“What’s it like to be the most famous person in school and have no one realize it’s you?” Nothing sums up Spider-Man better than the immortal mantra of “with great power, comes great responsibility”, but has anything ever captured so succinctly and completely the essence of being Peter Parker like this very question? This, combined with the fact that the person asking is Peter’s best friend Ned (the only non-Avenger-affiliated individual to know the boy behind the mask) should spell out one clear and simple message: Spider-Man: Homecoming is the webslinger’s truest big-screen treatment to date, a welcome party/ backyard adventure groomed and refined by all the lessons that Marvel Studios has learned over the past nine years. Not bad for a kid from Queens who’s now on his second rebooted franchise.
Following the events of Captain America: Civil War, which saw Spider-Man drafted in by Iron Man to capture half of the Avengers, high school sophomore Peter Parker (Tom Holland) restlessly waits for another call up to the big leagues. Every hour not spent in class (or with his decathlon team) he devotes to suiting up and fighting crime in Queens, New York, desperate to prove himself in the eyes of Tony Stark himself (Robert Downey Jr.). But as his activities put him on a collision course with Adrian Toomes (Michael Keaton) and his vicious gang of alien tech traffickers, Peter realizes the hard way how much it takes to be a superhero, and how out of his depth he’s been all along.

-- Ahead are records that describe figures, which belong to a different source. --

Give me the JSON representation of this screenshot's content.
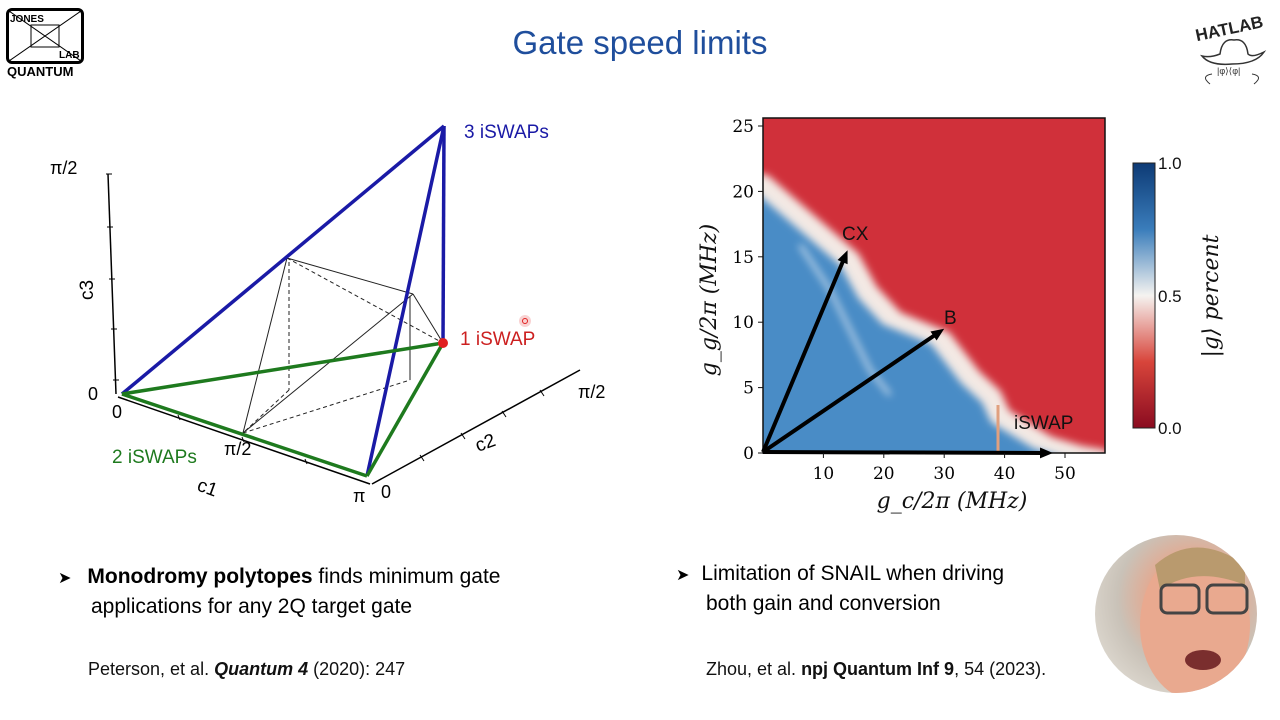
{
  "slide": {
    "title": "Gate speed limits",
    "logos": {
      "left": "JONES LAB QUANTUM",
      "right": "HATLAB"
    }
  },
  "polytope": {
    "labels": {
      "three_iswaps": "3 iSWAPs",
      "one_iswap": "1 iSWAP",
      "two_iswaps": "2 iSWAPs"
    },
    "axes": {
      "c1": {
        "label": "c1",
        "ticks": [
          "0",
          "π/2",
          "π"
        ]
      },
      "c2": {
        "label": "c2",
        "ticks": [
          "0",
          "π/2"
        ]
      },
      "c3": {
        "label": "c3",
        "ticks": [
          "0",
          "π/2"
        ]
      }
    },
    "colors": {
      "three": "#1a1aa6",
      "two": "#1e7a1e",
      "one": "#e02020"
    }
  },
  "heatmap": {
    "xlabel": "g_c/2π  (MHz)",
    "ylabel": "g_g/2π  (MHz)",
    "xticks": [
      "10",
      "20",
      "30",
      "40",
      "50"
    ],
    "yticks": [
      "0",
      "5",
      "10",
      "15",
      "20",
      "25"
    ],
    "colorbar": {
      "label": "|g⟩ percent",
      "ticks": [
        "1.0",
        "0.5",
        "0.0"
      ],
      "low_color": "#b2182b",
      "mid_color": "#f7f7f7",
      "high_color": "#2166ac"
    },
    "annotations": [
      "CX",
      "B",
      "iSWAP"
    ]
  },
  "left_text": {
    "bullet_bold": "Monodromy polytopes",
    "bullet_rest": " finds minimum gate",
    "bullet_line2": "applications for any 2Q target gate",
    "ref_pre": "Peterson, et al. ",
    "ref_journal": "Quantum 4",
    "ref_post": " (2020): 247"
  },
  "right_text": {
    "bullet_line1": "Limitation of SNAIL when driving",
    "bullet_line2": "both gain and conversion",
    "ref_pre": "Zhou, et al. ",
    "ref_journal": "npj Quantum Inf 9",
    "ref_post": ", 54 (2023)."
  }
}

Far from the soaring city heights of Maguire’s era, and Garfield’s grungy, shadowy city-university stomping ground, Holland’s jurisdiction brings it all back to his Spider-Man’s ‘friendly, neighbourhood’ reputation. This is a Spidey who gives directions to old ladies, chases bicycle thieves, and keeps all his costumed activities to after-school hours. It’s bright, colourful, warm, instantly endearing local-brew, and all a constant reminder that the most important thing about Spider-Man has always been that he’s a kid. It’s by just allowing Peter Parker to be a kid that Homecoming can be considered a triumph of an adaptation.

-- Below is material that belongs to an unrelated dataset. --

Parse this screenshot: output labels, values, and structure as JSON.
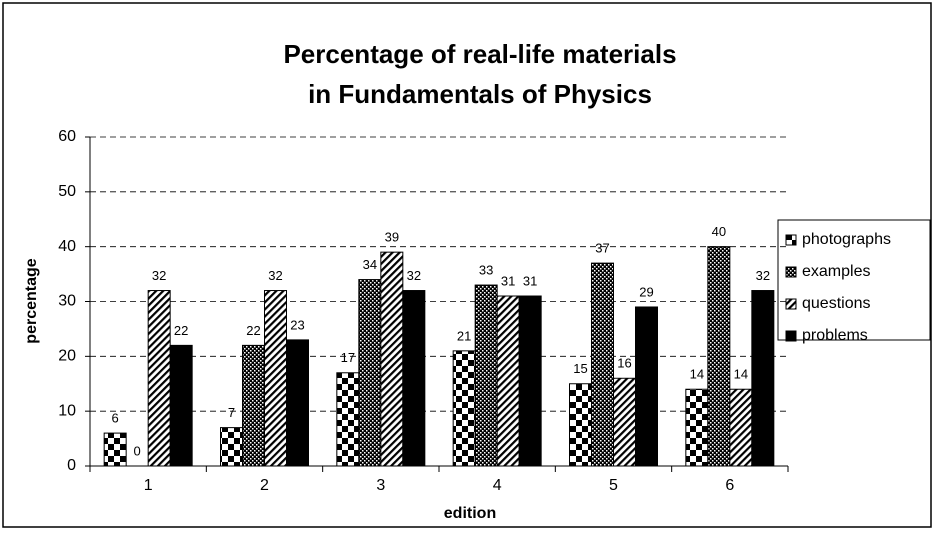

Holland proved an exquisite Spider-Man in just fifteen minutes of screen time last year. Now, with more than two hours front and centre of the proceedings, he outdoes himself as Peter. Capturing the dilemmas that split Peter’s life in two has always been a must-have motif, but what makes Holland and Homecoming both stand out is the variety of these dilemmas. It’s not all life-or-death situations! Sometimes, it’s as small as Peter having to choose between helping his best friend look cool at a party and chasing down some baddies. The size of the options isn’t what matters. It’s the size of the decisions, and Holland imbues each one with its due weight. His job is certainly made easier however by the standout talents of his supporting high school castmates, Jacob Batalon (Ned), Laura Harrier (love interest Liz), Tony Revolori (a welcome update to Flash Thompson, Peter’s classic tormentor) and Zendaya (a somewhat overly-marketed Michelle).
As for the old guard, as ever it’s impossible to tell where Downey Jr. ends and Stark begins, and so it’s hard to pinpoint the source of the character’s ‘Dad mode’ even as it allows the veteran Avenger to explore a different dynamic. With Michael Keaton, however, Holland could have hardly hoped for a greater first foe, single-handedly breaking both Marvel Studios’ curse of villain one-dimensionality and Sony’s addiction to the ‘lab experiment gone wrong’ cliché. Toomes is just an everyday working man out for his family’s welfare, and circumstances take him to a dark place. He’s not a god, a genocidal robot or corrupt elite. He’s just a crook looking to make a big score, and with that he becomes one of the most legitimately threatening presences yet produced by the MCU.
Spider-Man: Homecoming is a fun, frenetic, faithful start to the wallcrawler’s adventures in a much bigger universe of superheroes. It has its shortcomings: Spider-Man’s suit is oftentimes a little too ‘Go-Go Gadget’, despite a narrative context that somewhat justifies its extremes. Aunt May (Marisa Tomei) certainly deserved a more prolonged presence to establish this franchise’s interpretation of her staple in Peter’s world. It would have been nice to indulge in an entire song at the titular Homecoming dance (to make up for the film’s overall unimaginative soundtrack from Michael Giacchino). Most of all, as fun as it all may be, it doesn’t quite pack the emotional punches of previous big screen incarnations, and so falls short of the sense of awe and wonderment that perhaps a more established webslinger could entreat. As it is, the film is a joyride of a neighbourhood adventure nestled comfortably into its own corner of the Marvel franchise. Back to the Future, except with superheroes.